The healthcare workers issued a 10-day unfair labor practice strike notice to MultiCare on Wednesday, following the parties’ 19th bargaining session. The vote to strike, which ended on March 16, resulted in 93 percent of the union’s bargaining team in support of the proposed action.

“MultiCare executives must confront the stark reality of patient care decline due to severe understaffing, and how this impacts the communities living in Spokane and Spokane Valley,” said Jane Hopkins, RN, president of SEIU Healthcare 1199NW. “A genuine investment in the workforce — not corporate pay and expansion — is a crucial step towards resolving this crisis and making good on MultiCare’s promise that ‘your communities are our communities.’ It is unacceptable that MultiCare’s commitment to quality patient care seems to apply only to its facilities in Western Washington. MultiCare must fix what is currently broken here before venturing into new communities.
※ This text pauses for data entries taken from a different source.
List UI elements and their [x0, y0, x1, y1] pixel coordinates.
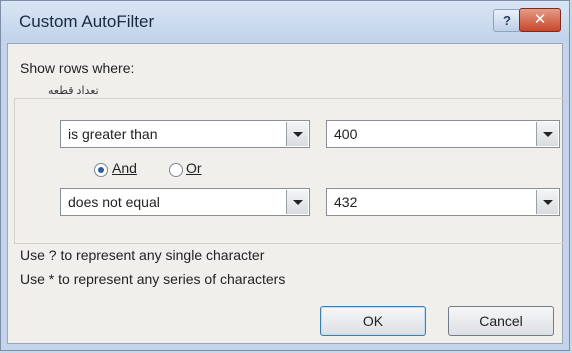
custom-autofilter-dialog: Custom AutoFilter ? ✕ Show rows where: ت…	[0, 0, 570, 351]
close-button[interactable]: ✕	[519, 8, 561, 32]
chevron-down-icon	[543, 200, 553, 205]
cancel-button[interactable]: Cancel	[448, 306, 554, 336]
operator-1-value: is greater than	[68, 126, 158, 142]
value-2-dropdown-button[interactable]	[536, 190, 558, 214]
and-label[interactable]: And	[112, 160, 137, 176]
or-radio[interactable]	[169, 163, 183, 177]
chevron-down-icon	[293, 200, 303, 205]
value-2-combo[interactable]: 432	[326, 188, 560, 216]
chevron-down-icon	[293, 132, 303, 137]
value-1-dropdown-button[interactable]	[536, 122, 558, 146]
operator-1-select[interactable]: is greater than	[60, 120, 310, 148]
operator-2-value: does not equal	[68, 194, 160, 210]
hint-series-chars: Use * to represent any series of charact…	[20, 271, 286, 287]
ok-button[interactable]: OK	[320, 306, 426, 336]
operator-1-dropdown-button[interactable]	[286, 122, 308, 146]
value-1-combo[interactable]: 400	[326, 120, 560, 148]
operator-2-dropdown-button[interactable]	[286, 190, 308, 214]
chevron-down-icon	[543, 132, 553, 137]
and-radio[interactable]	[94, 163, 108, 177]
close-icon: ✕	[533, 11, 547, 28]
value-1-value: 400	[334, 126, 358, 142]
or-label[interactable]: Or	[186, 160, 202, 176]
dialog-body: Show rows where: تعداد قطعه is greater t…	[7, 43, 564, 344]
field-name-label: تعداد قطعه	[48, 85, 99, 97]
help-button[interactable]: ?	[493, 9, 521, 32]
operator-2-select[interactable]: does not equal	[60, 188, 310, 216]
value-2-value: 432	[334, 194, 358, 210]
hint-single-char: Use ? to represent any single character	[20, 247, 265, 263]
dialog-title: Custom AutoFilter	[19, 12, 155, 31]
show-rows-heading: Show rows where:	[20, 60, 135, 76]
title-bar[interactable]: Custom AutoFilter ? ✕	[1, 1, 569, 41]
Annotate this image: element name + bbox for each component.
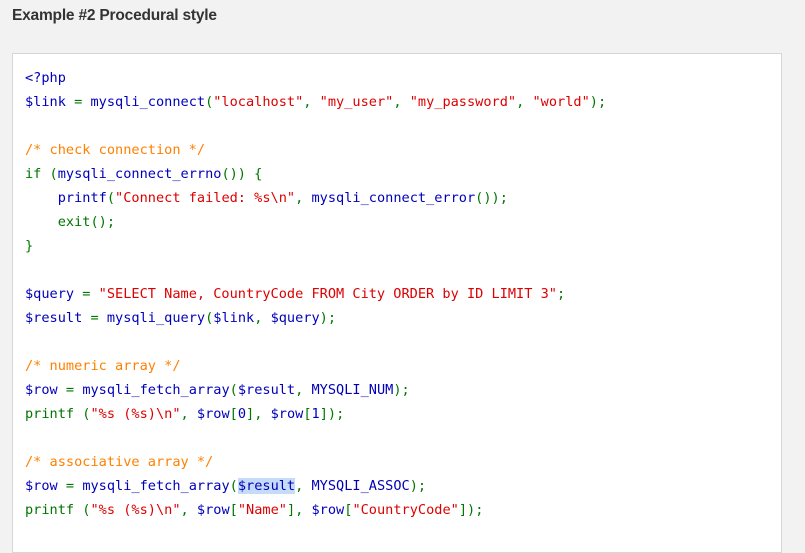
code-line: /* numeric array */	[25, 354, 606, 378]
code-token-keyword: );	[409, 478, 427, 494]
code-token-default: $result	[25, 310, 83, 326]
code-token-comment: /* numeric array */	[25, 358, 181, 374]
code-token-keyword: =	[74, 286, 99, 302]
code-token-keyword: printf (	[25, 406, 91, 422]
code-line: $query = "SELECT Name, CountryCode FROM …	[25, 282, 606, 306]
code-line: printf("Connect failed: %s\n", mysqli_co…	[25, 186, 606, 210]
code-token-default: mysqli_fetch_array	[82, 382, 230, 398]
code-token-default: mysqli_connect_error	[311, 190, 476, 206]
code-line: $row = mysqli_fetch_array($result, MYSQL…	[25, 474, 606, 498]
code-token-default: $row	[196, 502, 230, 518]
code-token-keyword: if (	[25, 166, 58, 182]
code-token-default: $row	[25, 382, 58, 398]
code-token-comment: /* check connection */	[25, 142, 206, 158]
code-token-keyword: ,	[295, 382, 312, 398]
code-token-default: $query	[270, 310, 320, 326]
code-token-keyword	[25, 190, 58, 206]
code-token-string: "Name"	[237, 502, 287, 518]
code-token-keyword: }	[25, 238, 34, 254]
code-token-keyword: ());	[475, 190, 508, 206]
code-line: /* associative array */	[25, 450, 606, 474]
code-token-keyword: [	[229, 502, 238, 518]
code-token-default: 0	[237, 406, 247, 422]
code-token-keyword: ,	[295, 190, 312, 206]
code-token-default: $row	[270, 406, 304, 422]
code-token-keyword: );	[393, 382, 410, 398]
code-token-keyword: =	[65, 94, 91, 110]
code-token-comment: /* associative array */	[25, 454, 214, 470]
code-token-keyword: );	[319, 310, 337, 326]
code-line: /* check connection */	[25, 138, 606, 162]
code-token-keyword: (	[229, 382, 238, 398]
code-token-string: "SELECT Name, CountryCode FROM City ORDE…	[98, 286, 557, 302]
example-title: Example #2 Procedural style	[12, 7, 217, 24]
code-token-string: "world"	[532, 94, 590, 110]
code-token-keyword: ],	[246, 406, 271, 422]
code-token-keyword: ;	[556, 286, 566, 302]
code-line: printf ("%s (%s)\n", $row[0], $row[1]);	[25, 402, 606, 426]
code-token-string: "Connect failed: %s\n"	[115, 190, 296, 206]
code-token-keyword: ,	[393, 94, 410, 110]
code-block[interactable]: <?php $link = mysqli_connect("localhost",…	[25, 66, 606, 522]
code-token-string: "my_password"	[409, 94, 517, 110]
code-line: $row = mysqli_fetch_array($result, MYSQL…	[25, 378, 606, 402]
code-line: printf ("%s (%s)\n", $row["Name"], $row[…	[25, 498, 606, 522]
code-token-keyword: ,	[295, 478, 312, 494]
code-token-keyword: ,	[303, 94, 320, 110]
code-token-keyword: ,	[180, 502, 197, 518]
code-token-keyword: ,	[254, 310, 271, 326]
code-line: if (mysqli_connect_errno()) {	[25, 162, 606, 186]
code-token-default: mysqli_connect_errno	[57, 166, 222, 182]
code-line: }	[25, 234, 606, 258]
code-token-default: printf	[57, 190, 107, 206]
code-token-default: $row	[311, 502, 345, 518]
code-token-default: $query	[25, 286, 75, 302]
code-line: $link = mysqli_connect("localhost", "my_…	[25, 90, 606, 114]
code-token-keyword: =	[57, 382, 83, 398]
selected-code-token: $result	[237, 478, 296, 494]
code-token-default: $link	[213, 310, 255, 326]
code-token-keyword: ,	[180, 406, 197, 422]
code-token-default: MYSQLI_ASSOC	[311, 478, 410, 494]
code-line: <?php	[25, 66, 606, 90]
code-token-default: $row	[196, 406, 230, 422]
code-token-string: "%s (%s)\n"	[90, 502, 181, 518]
code-token-string: "CountryCode"	[352, 502, 459, 518]
code-token-string: "localhost"	[213, 94, 304, 110]
code-token-keyword: printf (	[25, 502, 91, 518]
code-token-keyword: =	[82, 310, 107, 326]
code-example-box[interactable]: <?php $link = mysqli_connect("localhost",…	[12, 53, 782, 553]
code-token-default: mysqli_connect	[90, 94, 206, 110]
code-token-keyword: =	[57, 478, 83, 494]
code-token-string: "%s (%s)\n"	[90, 406, 181, 422]
code-token-keyword: [	[229, 406, 238, 422]
code-token-keyword: ]);	[458, 502, 484, 518]
code-token-keyword: ],	[286, 502, 312, 518]
code-line: $result = mysqli_query($link, $query);	[25, 306, 606, 330]
code-token-keyword: ]);	[319, 406, 345, 422]
code-token-default: MYSQLI_NUM	[311, 382, 394, 398]
code-token-default: $link	[25, 94, 66, 110]
code-token-keyword: );	[589, 94, 607, 110]
code-token-keyword: ,	[516, 94, 533, 110]
code-token-default: $row	[25, 478, 58, 494]
code-token-default: <?php	[25, 70, 66, 86]
code-token-keyword: (	[229, 478, 238, 494]
code-line: exit();	[25, 210, 606, 234]
code-token-string: "my_user"	[319, 94, 394, 110]
code-token-keyword: (	[106, 190, 116, 206]
code-token-default: 1	[311, 406, 320, 422]
code-token-keyword: ()) {	[221, 166, 263, 182]
code-token-default: mysqli_query	[106, 310, 206, 326]
code-token-default: mysqli_fetch_array	[82, 478, 230, 494]
code-token-keyword: [	[303, 406, 312, 422]
code-token-keyword: exit();	[25, 214, 116, 230]
code-token-default: $result	[237, 382, 296, 398]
It’s time for a good contract that respects the workers’ experience and honors their sacrifices.”

In addition to all of these issues, the union has also brought up Multicare’s alleged plans to build new facilities across the state, which include potential in-patient facilities, clinics, urgent cares and free-standing emergency departments.

According to the SEIU Healthcare 1199NW union, these plans “reflect a pattern of reckless expansion while workers in existing MultiCare facilities in Eastern Washington face critical staffing issues, a lack of competitive wages, and daily impossible choices that risk compromising patient care.”

“We don’t want to strike but we will if we have to,” said Shawn Crawford, a Certified Nursing Assistant at Deaconess Hospital. “Despite our repeated appeals at the bargaining table and taking action in our departments and units, MultiCare executives have neglected to engage in good faith bargaining or listen to the insights of frontline staff. We’re calling on MultiCare to value the sacrifice of workers who have been on the frontlines of care throughout the pandemic. MultiCare executives in Tacoma say they care about our communities, but our hospitals on the East side of the state are struggling to provide quality care with the resources we have. Show us that you care. Our patients deserve better.”